Having commenced his career as a busboy at the now defunct Coral Island Hotel, he rose to the post of General Manager. He later worked at the now defunct Holiday Inn, later Loews Bermuda, later Club Med Hotel, and at the Hamilton Princess Hotel. In addition, he has served as Director of Human Resources at Grotto Bay Beach Resort.

Known for his background in the unions, he held the full-time post of President of the Bermuda Industrial Union [BIU]. His involvement in trade unionism commenced upon his election as shop steward at the Holiday Inn Hotel. In October 2001, he was elected First Vice President of the Caribbean Congress of Labour, the first Bermudian to hold that position.

He has travelled extensively throughout the United States and the Caribbean, and Geneva, Switzerland wearing the hat of a trade unionist. In December 2004, Mr. Burgess was re-elected to the position of 1st Vice President for the Caribbean Congress of Labour.

He was first elected to Parliament in February 1998 during a by-election representing constituency 5, Hamilton East. On 1 September 2006, he was appointed Minister of Labour, Home Affairs and Public Safety, with his Ministry re-configured as the Ministry of Labour and Immigration some three months later. Previous to being elected as Deputy Leader, he served in the capacity of Minister of Works & Engineering.

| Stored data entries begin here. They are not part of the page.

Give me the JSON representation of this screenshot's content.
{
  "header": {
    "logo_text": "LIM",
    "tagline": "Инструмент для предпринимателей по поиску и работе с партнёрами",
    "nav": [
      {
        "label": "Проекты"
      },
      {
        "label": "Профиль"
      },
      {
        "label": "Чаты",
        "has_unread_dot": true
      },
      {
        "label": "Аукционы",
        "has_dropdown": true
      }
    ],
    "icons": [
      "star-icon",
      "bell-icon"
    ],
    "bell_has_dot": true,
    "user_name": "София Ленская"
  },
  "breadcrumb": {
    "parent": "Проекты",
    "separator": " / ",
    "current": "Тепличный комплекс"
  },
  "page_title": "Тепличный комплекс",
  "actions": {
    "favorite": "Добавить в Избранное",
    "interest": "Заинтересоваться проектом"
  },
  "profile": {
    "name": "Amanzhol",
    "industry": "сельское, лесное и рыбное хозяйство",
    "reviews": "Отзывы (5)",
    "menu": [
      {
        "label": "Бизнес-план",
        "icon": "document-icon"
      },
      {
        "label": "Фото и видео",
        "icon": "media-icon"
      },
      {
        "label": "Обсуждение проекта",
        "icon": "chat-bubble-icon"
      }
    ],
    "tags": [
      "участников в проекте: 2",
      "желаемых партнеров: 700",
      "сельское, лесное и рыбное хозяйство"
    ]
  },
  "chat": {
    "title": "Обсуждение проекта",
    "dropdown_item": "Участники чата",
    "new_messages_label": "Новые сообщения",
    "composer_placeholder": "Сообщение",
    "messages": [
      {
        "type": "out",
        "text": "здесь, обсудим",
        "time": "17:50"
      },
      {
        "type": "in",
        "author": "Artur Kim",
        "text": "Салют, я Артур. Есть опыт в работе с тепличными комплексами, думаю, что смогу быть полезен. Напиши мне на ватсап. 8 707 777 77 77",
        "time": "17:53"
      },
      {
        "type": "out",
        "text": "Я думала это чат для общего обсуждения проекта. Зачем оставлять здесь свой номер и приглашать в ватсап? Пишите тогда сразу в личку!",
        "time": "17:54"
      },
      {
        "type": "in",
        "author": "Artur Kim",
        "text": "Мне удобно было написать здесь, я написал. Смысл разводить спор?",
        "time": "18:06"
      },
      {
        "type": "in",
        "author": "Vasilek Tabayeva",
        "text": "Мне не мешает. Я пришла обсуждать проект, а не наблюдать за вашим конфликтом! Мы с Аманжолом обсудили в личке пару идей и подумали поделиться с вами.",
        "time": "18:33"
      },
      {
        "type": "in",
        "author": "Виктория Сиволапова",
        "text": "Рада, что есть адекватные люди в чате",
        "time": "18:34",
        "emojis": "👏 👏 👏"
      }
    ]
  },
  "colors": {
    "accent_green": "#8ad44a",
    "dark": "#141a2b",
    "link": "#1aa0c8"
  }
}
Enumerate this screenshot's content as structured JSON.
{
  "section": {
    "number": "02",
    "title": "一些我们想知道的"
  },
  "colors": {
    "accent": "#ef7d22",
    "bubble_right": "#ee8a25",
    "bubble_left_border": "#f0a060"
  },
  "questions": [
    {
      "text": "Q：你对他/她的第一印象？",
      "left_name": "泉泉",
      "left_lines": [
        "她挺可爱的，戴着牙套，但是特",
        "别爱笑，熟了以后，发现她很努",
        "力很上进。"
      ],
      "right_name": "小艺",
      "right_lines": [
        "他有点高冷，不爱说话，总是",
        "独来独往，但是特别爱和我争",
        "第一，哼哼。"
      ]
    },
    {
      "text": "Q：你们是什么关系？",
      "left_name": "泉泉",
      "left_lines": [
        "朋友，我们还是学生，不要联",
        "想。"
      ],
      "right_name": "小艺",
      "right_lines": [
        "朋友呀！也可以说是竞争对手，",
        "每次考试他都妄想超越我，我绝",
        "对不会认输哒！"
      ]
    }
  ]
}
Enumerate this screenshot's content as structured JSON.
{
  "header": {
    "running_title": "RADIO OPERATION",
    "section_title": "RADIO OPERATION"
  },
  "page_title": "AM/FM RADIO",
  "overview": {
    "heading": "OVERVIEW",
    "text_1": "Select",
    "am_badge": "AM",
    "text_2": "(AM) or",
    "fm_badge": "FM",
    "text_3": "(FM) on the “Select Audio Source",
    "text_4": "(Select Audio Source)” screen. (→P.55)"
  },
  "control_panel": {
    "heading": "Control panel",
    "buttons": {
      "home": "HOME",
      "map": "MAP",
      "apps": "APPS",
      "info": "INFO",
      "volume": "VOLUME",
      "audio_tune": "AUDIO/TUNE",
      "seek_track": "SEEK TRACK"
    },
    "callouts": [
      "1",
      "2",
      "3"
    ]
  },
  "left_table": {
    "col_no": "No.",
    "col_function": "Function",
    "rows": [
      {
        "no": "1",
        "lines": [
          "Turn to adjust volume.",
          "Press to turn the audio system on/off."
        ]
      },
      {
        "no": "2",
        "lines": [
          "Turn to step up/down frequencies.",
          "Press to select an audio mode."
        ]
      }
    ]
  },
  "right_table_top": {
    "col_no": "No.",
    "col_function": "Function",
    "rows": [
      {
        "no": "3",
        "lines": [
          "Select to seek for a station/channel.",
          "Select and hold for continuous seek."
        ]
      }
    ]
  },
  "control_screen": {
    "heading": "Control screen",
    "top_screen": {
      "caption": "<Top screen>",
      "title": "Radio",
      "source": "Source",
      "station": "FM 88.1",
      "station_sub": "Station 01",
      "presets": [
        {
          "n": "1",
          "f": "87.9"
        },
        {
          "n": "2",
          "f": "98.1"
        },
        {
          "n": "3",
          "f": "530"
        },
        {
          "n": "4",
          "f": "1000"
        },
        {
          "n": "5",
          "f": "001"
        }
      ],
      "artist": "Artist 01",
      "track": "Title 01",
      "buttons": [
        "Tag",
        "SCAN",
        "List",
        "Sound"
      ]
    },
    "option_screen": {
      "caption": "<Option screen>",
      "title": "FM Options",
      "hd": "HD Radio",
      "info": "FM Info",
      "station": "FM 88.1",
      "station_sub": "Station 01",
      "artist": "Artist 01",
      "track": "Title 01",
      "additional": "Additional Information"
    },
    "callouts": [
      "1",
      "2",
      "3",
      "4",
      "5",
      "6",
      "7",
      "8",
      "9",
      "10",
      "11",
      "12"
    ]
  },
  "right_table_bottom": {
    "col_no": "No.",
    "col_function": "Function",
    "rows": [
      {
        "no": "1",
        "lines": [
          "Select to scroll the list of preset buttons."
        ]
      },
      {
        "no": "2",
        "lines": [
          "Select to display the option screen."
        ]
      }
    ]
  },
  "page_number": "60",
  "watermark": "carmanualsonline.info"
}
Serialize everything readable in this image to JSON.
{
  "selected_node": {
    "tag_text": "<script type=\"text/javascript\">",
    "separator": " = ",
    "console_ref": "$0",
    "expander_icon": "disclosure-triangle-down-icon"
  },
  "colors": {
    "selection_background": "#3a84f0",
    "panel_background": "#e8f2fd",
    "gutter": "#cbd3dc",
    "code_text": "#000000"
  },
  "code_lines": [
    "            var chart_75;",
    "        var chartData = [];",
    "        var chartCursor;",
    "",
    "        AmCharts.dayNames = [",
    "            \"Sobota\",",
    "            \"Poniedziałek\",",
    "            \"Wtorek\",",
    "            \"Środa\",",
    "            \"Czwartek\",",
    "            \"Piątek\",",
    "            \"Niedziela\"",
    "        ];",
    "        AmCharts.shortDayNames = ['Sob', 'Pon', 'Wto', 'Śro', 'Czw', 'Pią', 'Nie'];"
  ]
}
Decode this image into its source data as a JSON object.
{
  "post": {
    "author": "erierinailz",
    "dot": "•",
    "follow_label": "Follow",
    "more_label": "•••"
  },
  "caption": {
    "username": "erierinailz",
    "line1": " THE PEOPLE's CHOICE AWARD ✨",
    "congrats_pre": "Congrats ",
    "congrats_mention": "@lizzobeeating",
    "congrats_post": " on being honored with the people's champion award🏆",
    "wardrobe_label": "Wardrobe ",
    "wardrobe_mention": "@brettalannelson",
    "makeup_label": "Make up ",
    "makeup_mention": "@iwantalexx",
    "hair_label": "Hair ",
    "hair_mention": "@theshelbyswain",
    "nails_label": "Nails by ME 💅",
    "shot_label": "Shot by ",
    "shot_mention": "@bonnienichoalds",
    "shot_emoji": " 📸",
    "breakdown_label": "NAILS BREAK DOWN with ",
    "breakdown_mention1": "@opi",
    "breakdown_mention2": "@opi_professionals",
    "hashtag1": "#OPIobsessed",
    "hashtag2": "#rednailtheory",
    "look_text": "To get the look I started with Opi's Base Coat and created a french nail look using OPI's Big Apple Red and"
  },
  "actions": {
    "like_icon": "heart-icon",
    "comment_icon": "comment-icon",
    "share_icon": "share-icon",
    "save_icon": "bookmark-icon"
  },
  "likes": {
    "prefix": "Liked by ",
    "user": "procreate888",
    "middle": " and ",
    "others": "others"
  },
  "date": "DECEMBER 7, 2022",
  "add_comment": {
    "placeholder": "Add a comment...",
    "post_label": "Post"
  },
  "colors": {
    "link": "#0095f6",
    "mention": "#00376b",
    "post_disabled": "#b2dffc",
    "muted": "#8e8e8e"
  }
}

A member of St. Phillip's A.M.E. Church, Derrick Burgess is married to the former Brenda Walker of St. George's, and they have three children, two foster children and five grandchildren.

Commission of Inquiry

On 6 October 2017, Derrick Burgess gave testimony to the Bermuda Commission of Inquiry under Sir Anthony Evans looking into financial irregularities in the Auditor General's Report. Mr. Burgess' testimony was abrasive and unhelpful labelling the commission a "Lynch Mob".